PileUp creates a multiple sequence alignment from a group of related sequences using progressive pairwise alignments. It can also plot a tree showing the clustering relationships used to create the alignment. LineUp creates and edits multiple sequence alignments. Pretty displays multiple sequence alignments.

ToPhylip writes GCG sequences into a single file in PHYLIP format. EDnaPars estimates phylogenies from nucleic acid sequences using the parsimony method. EProtPars estimates phylogenies from amino acid sequences using the parsimony method. EDnaDist computes four different distances between species from nucleic acid sequences. EProtDist computes a distance measure for protein sequences, using maximum likelihood estimates based on the Dayhoff PAM matrix, Kimura's 1983 approximation to it, or a model based on the genetic code plus a constraint on changing to a different category of amino acid. EDnaML estimates phylogenies from nucleotide sequences by maximum likelihood. EDnaMLK does the same as EDnaML but assumes a molecular clock. EConsense computes consensus trees by the majority-rule consensus tree. It can be used as the final step in doing bootstrap analyses.

ALGORITHM

The resampling methods available are three:

1. Bootstrap. Bootstrapping was invented by Bradley Efron in 1979, and its use in phylogeny estimation was introduced by Joe Felsentein (1985). It involves creating a new data set by sampling N characters randomly with replacement, so that the resulting data set has the same size as the original, but some characters have been left out and others are duplicated. The random variation of the results from analyzing these bootstrapped data sets can be shown statistically to be typical of the variation that you would get from collecting new data sets. The method assumes that the characters evolve independently, an assumption that may not be realistic for many kinds of data.
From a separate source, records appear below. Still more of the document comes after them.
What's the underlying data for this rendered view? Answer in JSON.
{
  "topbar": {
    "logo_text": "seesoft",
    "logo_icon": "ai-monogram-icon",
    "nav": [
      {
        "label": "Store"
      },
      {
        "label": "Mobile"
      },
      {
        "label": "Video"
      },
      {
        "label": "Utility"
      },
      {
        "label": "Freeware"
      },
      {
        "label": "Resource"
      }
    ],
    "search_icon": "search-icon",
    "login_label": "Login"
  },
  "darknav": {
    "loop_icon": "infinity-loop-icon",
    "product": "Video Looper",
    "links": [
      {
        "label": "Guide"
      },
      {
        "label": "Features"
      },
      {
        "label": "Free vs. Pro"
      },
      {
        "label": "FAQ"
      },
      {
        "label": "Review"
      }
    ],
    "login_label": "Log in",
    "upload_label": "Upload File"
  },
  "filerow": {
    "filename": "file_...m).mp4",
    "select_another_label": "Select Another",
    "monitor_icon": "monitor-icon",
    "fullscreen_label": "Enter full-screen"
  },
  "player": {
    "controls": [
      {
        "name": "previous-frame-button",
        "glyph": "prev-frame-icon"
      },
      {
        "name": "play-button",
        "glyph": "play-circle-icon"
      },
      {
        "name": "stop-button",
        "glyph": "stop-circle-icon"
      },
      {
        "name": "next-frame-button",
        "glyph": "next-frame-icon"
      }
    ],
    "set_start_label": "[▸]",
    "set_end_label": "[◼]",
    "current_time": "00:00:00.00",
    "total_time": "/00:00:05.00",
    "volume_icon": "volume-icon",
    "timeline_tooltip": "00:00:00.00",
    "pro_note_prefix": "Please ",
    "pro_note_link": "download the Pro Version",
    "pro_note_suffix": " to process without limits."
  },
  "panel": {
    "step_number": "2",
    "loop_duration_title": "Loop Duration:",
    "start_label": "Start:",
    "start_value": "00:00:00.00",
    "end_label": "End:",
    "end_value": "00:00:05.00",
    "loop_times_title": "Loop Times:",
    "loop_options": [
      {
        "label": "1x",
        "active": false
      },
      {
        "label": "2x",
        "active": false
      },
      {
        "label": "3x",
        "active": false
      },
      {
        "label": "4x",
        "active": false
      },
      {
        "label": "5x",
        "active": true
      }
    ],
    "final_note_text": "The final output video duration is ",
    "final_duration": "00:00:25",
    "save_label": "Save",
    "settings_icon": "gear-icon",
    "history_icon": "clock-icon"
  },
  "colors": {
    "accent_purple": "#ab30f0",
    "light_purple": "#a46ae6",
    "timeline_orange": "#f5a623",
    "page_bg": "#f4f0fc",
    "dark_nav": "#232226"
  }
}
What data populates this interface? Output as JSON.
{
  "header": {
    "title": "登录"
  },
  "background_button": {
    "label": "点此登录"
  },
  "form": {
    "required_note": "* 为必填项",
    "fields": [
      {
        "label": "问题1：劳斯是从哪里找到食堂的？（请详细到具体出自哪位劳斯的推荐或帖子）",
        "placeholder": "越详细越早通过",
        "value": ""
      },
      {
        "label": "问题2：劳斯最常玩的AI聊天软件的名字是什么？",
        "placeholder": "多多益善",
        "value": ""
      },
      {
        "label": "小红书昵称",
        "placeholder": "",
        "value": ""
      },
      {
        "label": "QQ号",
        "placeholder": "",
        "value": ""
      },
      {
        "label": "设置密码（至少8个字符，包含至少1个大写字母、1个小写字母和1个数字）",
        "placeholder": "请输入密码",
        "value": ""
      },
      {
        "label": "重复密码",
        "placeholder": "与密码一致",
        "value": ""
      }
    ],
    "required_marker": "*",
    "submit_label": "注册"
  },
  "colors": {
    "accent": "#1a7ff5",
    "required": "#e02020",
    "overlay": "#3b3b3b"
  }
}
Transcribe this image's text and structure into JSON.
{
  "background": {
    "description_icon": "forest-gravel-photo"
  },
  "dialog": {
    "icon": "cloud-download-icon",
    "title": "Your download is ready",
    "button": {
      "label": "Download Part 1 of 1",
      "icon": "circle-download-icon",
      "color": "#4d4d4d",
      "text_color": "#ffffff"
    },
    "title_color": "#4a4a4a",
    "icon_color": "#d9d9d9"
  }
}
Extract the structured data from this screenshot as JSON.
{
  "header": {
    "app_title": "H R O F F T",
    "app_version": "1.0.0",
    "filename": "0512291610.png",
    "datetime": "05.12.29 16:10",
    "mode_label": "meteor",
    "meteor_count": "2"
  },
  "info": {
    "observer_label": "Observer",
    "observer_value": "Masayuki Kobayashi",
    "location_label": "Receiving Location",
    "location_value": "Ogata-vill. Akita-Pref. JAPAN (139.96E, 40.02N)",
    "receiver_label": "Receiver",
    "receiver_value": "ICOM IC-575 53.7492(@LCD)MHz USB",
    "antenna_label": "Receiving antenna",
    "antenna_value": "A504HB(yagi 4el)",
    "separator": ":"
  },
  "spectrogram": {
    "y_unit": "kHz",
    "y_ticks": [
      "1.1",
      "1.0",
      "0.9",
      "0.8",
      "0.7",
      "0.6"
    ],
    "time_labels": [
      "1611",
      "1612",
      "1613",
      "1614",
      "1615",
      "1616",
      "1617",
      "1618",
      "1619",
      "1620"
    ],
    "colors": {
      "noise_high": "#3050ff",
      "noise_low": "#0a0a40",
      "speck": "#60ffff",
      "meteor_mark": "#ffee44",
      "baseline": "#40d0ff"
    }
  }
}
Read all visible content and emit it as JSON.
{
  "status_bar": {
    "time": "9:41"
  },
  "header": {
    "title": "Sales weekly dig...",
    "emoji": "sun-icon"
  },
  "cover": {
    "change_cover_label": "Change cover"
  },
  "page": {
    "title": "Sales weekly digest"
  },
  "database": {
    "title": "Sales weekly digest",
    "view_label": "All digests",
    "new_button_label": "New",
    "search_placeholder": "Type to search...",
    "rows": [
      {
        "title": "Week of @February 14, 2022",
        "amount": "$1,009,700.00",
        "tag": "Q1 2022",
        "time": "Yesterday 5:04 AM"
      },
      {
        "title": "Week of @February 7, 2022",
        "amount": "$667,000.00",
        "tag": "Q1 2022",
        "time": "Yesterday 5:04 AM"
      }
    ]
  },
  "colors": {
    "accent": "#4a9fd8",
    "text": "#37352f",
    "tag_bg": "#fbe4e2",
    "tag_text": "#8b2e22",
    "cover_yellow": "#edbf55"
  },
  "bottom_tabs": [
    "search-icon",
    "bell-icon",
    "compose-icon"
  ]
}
2. Delete-half-jackknifing. This alternative to the bootstrap involves sampling a random half of the characters, and including them in the data but dropping the others. The resulting data sets are half the size of the original, and no characters are duplicated. The random variation from doing this should be very similar to that obtained from the bootstrap. The method is advocated by Wu (1986).

3. Permuting species within characters. This method of resampling (well, OK, it may not be best to call it resampling) was introduced by Archie (1989) and Faith (1990; see also Faith and Cranston, 1991). It involves permuting the columns of the data matrix separately. This produces data matrices that have the same number and kinds of characters but no taxonomic structure. It is used for different purposes than the bootstrap, as it tests not the variation around an estimated tree but the hypothesis that there is no taxonomic structure in the data: if a statistic such as number of steps is significantly smaller in the actual data than it is in replicates that are permuted, then we can argue that there is some taxonomic structure in the data (though perhaps it might be just a pair of sibling species).

CONSIDERATIONS

ESeqBoot can be used as the first step in doing bootstrap analyses. To carry out a bootstrap (or jackknife, or permutation test) you can use this program together with one of the tree-making programs, and the EConsense program. First, you need to run ESeqBoot to take the original data set and produce a large number (say 100) of bootstrapped data sets. Then you need to find the phylogeny estimate for each of these, using the particular method of interest. For parsimony use EDnaPars (amino acid sequences) or Eprotpars (protein sequences) and for maximum likelihood method use EDnaML or EDnaMLK (EDnaML with molecular clock). The input file for these programs is the output file from ESeqBoot All of these programs have a "multiple data" option that you can select by answering 'yes' to the 'Analyze multiple data sets ?' question or by using the -SETS=n command-line option (where n is the number of data sets). You would generate a big output file containing an ASCII representation of the trees and another file containing the trees in nested-pairs parenthesis notation, from the "n" data sets. This last file would serve as the input for EConsense. EConsense makes a majority rule consensus tree from the resulting tree file.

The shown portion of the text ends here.